Spectral Lens: Activation and Gradient Spectra as Diagnostics of LLM Optimization
Batch size shapes LLM representation geometry, new paper shows.
A new paper from researchers Andy Zeyi Liu, Elliot Paquette, and John Sous introduces Spectral Lens, a diagnostic framework that uses spectral measurements of activations and gradients to uncover hidden internal dynamics in large language model (LLM) training. By applying SVD to activation covariance and per-sample gradients across a controlled family of decoder-only models (12, 36, and 48 layers, based on modded NanoGPT), the team reveals three empirical findings with practical implications. First, batch size acts as a latent determinant of representation geometry: runs reaching the same loss can settle into systematically distinct activation spectra. Second, the tail of the activation covariance spectrum measured early in training reliably forecasts downstream token efficiency, offering a potential early-stop or hyperparameter tuning signal. Third, tracking movement in the leading modes of the activation spectrum alongside gradient spectra characterizes underlying learning-dynamics changes, allowing practitioners to separate improvements that stem from architectural changes (learning-side) from those that are primarily execution-side (e.g., throughput gains).

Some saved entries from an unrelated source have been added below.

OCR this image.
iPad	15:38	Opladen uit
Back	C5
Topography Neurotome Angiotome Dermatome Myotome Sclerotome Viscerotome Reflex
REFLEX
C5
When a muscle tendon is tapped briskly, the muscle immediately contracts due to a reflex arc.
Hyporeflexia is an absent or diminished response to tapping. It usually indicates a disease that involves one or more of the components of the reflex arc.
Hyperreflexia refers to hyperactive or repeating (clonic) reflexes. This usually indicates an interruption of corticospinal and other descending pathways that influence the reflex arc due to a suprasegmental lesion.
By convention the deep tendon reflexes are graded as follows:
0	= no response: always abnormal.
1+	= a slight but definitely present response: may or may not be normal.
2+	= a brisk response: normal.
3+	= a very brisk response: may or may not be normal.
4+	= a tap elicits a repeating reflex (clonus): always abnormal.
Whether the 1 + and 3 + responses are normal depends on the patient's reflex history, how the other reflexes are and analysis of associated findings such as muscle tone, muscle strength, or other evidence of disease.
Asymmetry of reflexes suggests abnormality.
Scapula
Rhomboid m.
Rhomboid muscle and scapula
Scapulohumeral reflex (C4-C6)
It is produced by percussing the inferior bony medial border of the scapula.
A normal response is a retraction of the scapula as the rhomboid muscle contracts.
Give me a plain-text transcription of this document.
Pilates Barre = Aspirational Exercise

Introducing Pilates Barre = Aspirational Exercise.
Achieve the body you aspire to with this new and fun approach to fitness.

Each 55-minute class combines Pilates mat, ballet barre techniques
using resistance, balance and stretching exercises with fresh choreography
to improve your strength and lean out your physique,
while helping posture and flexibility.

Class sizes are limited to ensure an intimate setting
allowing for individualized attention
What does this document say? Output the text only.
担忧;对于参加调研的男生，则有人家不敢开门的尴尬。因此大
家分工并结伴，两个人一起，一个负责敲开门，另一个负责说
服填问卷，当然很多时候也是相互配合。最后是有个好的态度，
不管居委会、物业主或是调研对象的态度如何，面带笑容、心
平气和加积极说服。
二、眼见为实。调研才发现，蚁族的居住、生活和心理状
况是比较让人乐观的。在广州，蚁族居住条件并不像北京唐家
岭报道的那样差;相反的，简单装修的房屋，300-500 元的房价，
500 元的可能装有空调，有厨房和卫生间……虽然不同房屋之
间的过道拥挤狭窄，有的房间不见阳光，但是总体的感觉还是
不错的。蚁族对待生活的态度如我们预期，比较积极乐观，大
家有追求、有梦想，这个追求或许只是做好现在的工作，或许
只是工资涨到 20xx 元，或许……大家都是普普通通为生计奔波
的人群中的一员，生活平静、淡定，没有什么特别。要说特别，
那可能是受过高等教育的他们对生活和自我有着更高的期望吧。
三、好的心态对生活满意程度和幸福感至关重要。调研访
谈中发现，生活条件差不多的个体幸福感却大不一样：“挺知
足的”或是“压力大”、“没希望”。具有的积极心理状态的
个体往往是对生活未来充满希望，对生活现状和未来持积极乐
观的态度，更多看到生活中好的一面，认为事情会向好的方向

The findings hold consistently across model scales (12, 36, and 48 layers), suggesting broad applicability. Beyond the empirical results, the authors provide a mechanistic model that explains how activation covariance spectra correlate with task-aligned feature learning, offering theoretical grounding for the observed correlations. For AI engineers and researchers, Spectral Lens provides a practical, low-overhead diagnostic tool that could replace or complement standard loss curves and throughput metrics. The ability to predict token efficiency early and disentangle architectural from execution improvements promises more informed decisions during LLM training—potentially saving compute costs and accelerating optimization. The paper is available on arXiv under the subject areas Machine Learning (stat.ML) and Machine Learning (cs.LG).
- Batch size acts as a latent determinant of representation geometry; different batch sizes at equal loss produce distinct activation spectra.
- Early activation covariance tail predicts downstream token efficiency across 12-, 36-, and 48-layer models.
- Spectral movements in leading activation modes and gradient spectra separate learning-side (architectural) from execution-side (throughput) improvements.
Why It Matters
Predicts token efficiency early and disentangles architectural gains from throughput improvements, enabling smarter LLM training.